Plus tard, une seule installation de culture certifiée a été établie dans la ville de Slusovice par la société tchèque Elkoplast. Et en 2020, les compagnies d’assurance ont commencé à couvrir le cannabis médical.

Cependant, avec les progrès limités, il y a eu un contrecoup. 2013 a vu le début d’une série de raids dans les growshops. Même s’ils vendaient des produits légaux, les propriétaires pourraient être accusés de promouvoir une « toxicomanie » s’il y avait sur place du matériel sur le cannabis – comme le magazine de Veverka. Une cinquantaine de personnes ont ainsi été inculpées au cours des années suivantes.

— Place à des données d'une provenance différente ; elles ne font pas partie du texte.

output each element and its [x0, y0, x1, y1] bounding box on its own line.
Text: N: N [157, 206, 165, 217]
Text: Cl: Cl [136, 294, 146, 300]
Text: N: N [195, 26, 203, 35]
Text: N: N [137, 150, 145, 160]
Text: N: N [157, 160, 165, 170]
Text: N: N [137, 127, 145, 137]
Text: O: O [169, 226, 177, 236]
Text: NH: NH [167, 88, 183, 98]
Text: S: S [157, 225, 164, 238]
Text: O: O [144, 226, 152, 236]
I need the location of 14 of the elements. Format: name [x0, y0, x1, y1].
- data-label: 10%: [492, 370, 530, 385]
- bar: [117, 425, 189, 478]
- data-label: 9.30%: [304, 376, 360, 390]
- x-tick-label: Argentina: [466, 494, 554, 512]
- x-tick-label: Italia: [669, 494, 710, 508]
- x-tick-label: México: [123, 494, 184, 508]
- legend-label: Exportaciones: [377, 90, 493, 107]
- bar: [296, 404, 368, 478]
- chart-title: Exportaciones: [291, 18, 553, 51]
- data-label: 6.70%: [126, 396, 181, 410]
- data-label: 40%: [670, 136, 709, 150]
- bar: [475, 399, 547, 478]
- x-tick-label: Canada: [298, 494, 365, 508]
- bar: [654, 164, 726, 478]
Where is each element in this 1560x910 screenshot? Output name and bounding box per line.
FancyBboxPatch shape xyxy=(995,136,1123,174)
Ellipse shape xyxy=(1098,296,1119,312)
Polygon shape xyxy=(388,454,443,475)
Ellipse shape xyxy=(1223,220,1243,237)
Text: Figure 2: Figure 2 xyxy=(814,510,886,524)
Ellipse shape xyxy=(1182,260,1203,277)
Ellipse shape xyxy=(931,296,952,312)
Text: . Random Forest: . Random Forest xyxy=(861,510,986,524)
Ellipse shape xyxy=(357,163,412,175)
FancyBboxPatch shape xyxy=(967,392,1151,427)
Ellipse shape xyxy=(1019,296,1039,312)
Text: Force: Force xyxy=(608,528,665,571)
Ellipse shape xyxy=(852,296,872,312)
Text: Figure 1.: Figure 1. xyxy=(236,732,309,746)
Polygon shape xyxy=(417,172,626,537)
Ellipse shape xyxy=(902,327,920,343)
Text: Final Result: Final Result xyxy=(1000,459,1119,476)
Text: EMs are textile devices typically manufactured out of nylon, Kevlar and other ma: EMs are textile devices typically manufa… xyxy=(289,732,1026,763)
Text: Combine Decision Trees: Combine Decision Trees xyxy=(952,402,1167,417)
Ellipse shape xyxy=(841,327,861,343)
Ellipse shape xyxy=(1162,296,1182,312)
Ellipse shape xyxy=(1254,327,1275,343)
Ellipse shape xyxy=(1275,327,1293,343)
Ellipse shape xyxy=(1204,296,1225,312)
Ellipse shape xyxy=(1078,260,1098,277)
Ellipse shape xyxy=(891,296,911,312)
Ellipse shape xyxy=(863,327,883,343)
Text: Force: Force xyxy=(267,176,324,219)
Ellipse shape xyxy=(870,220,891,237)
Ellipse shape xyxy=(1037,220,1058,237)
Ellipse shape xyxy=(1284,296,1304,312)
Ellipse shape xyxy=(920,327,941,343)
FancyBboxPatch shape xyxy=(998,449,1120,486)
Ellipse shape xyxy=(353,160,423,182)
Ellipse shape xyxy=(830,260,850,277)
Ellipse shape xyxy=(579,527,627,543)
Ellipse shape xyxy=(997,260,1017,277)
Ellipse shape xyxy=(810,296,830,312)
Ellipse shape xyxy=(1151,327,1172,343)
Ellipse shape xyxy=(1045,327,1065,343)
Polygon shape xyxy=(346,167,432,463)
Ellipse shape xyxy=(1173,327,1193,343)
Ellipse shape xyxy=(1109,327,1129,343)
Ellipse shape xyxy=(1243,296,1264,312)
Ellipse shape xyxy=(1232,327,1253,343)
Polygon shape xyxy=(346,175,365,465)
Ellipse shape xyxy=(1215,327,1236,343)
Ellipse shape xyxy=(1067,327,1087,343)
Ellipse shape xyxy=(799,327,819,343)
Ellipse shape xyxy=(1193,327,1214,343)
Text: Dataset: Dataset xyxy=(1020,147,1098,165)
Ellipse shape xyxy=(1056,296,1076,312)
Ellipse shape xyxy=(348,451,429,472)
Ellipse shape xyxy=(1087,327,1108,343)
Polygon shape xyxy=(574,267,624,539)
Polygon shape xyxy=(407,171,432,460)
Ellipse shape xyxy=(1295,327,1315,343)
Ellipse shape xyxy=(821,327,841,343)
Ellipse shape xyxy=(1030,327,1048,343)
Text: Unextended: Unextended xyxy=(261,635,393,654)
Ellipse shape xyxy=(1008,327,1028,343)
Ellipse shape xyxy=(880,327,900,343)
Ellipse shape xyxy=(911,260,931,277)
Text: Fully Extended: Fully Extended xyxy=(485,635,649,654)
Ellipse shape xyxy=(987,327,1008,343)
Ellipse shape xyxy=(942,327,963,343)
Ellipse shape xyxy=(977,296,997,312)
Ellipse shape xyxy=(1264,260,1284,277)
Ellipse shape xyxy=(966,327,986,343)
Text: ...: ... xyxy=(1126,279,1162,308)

Ils ont pour la plupart obtenu une probation plutôt que la prison, mais le harcèlement juridique a été un coup dur pour la scène locale en plein essor en République tchèque.

Censure par d’autres moyens

L’affaire similaire contre Veverka a en fait été intentée à Bruntál, une ville de province morave située à environ trois heures à l’est de Prague. C’est parce qu’un producteur s’est fait arrêter là-bas avec 38 plants. Il a obtenu une probation dans le cadre d’un accord de plaidoyer, mais aurait déclaré à la police au moment de son arrestation qu’il avait appris à cultiver de Légalisation.

Veverka a déterminé plus tard que les enquêteurs de la police avaient acheté Légalisationl’intégralité des archives des anciens numéros sur la boutique en ligne du magazine. « J’ai gagné de l’argent grâce à la police », dit-il, encore une fois avec un sourire ironique.

Veverka envisage de faire appel parce qu’il considère qu’accepter une probation revient à se soumettre à de facto la censure. « Ils n’ordonnent pas la fermeture du magazine, mais j’irais en prison si je publie un numéro. Aller en prison pour avoir écrit un article, c’est comme l’ancien système totalitaire.

La peine n’est pas susceptible d’être imposée pendant que l’affaire est en appel devant la Moravie-Silésie Région tribunal (de région). Mais si sa condamnation y est confirmée, alors la peine sera infligée même s’il fait appel devant la Cour constitutionnelle, la plus haute juridiction de République tchèque compétente en la matière.

Cela survient, ironiquement, alors que le Parti pirate culturel et libertaire de Veverka expérimente pour la première fois le pouvoir exécutif en République tchèque. Un nouveau gouvernement de coalition a été élu en octobre, dirigé par des partis de centre-droit mais comprenant également les Pirates. Dans le deal-making, un certain nombre de sièges ministériels ont été promis au Parti Pirate, malgré le fait qu’il ne détient que quatre sièges dans la Chambre des députés de 200 membres.

Cela ressemble donc à un moment politique contradictoire pour la République tchèque, ce qui peut rendre la voix stridente de Veverka d’autant plus menaçante. « Ils veulent que j’accepte de ne pas publier le magazine en échange de ne pas aller en prison », dit-il. « Cette affaire a été portée parce que ma voix était trop forte, je suis devenu trop dangereux pour le système. »

Veverka maintient que le silence d’un agenda social est ce qui est vraiment en jeu. « Nous voulons avoir des clubs sociaux sur le cannabis, nous voulons arrêter la guerre contre la drogue », exhorte-t-il. « Chaque adulte devrait avoir le droit de grandir dans son propre jardin. Le plus grand danger du cannabis est son illégalité.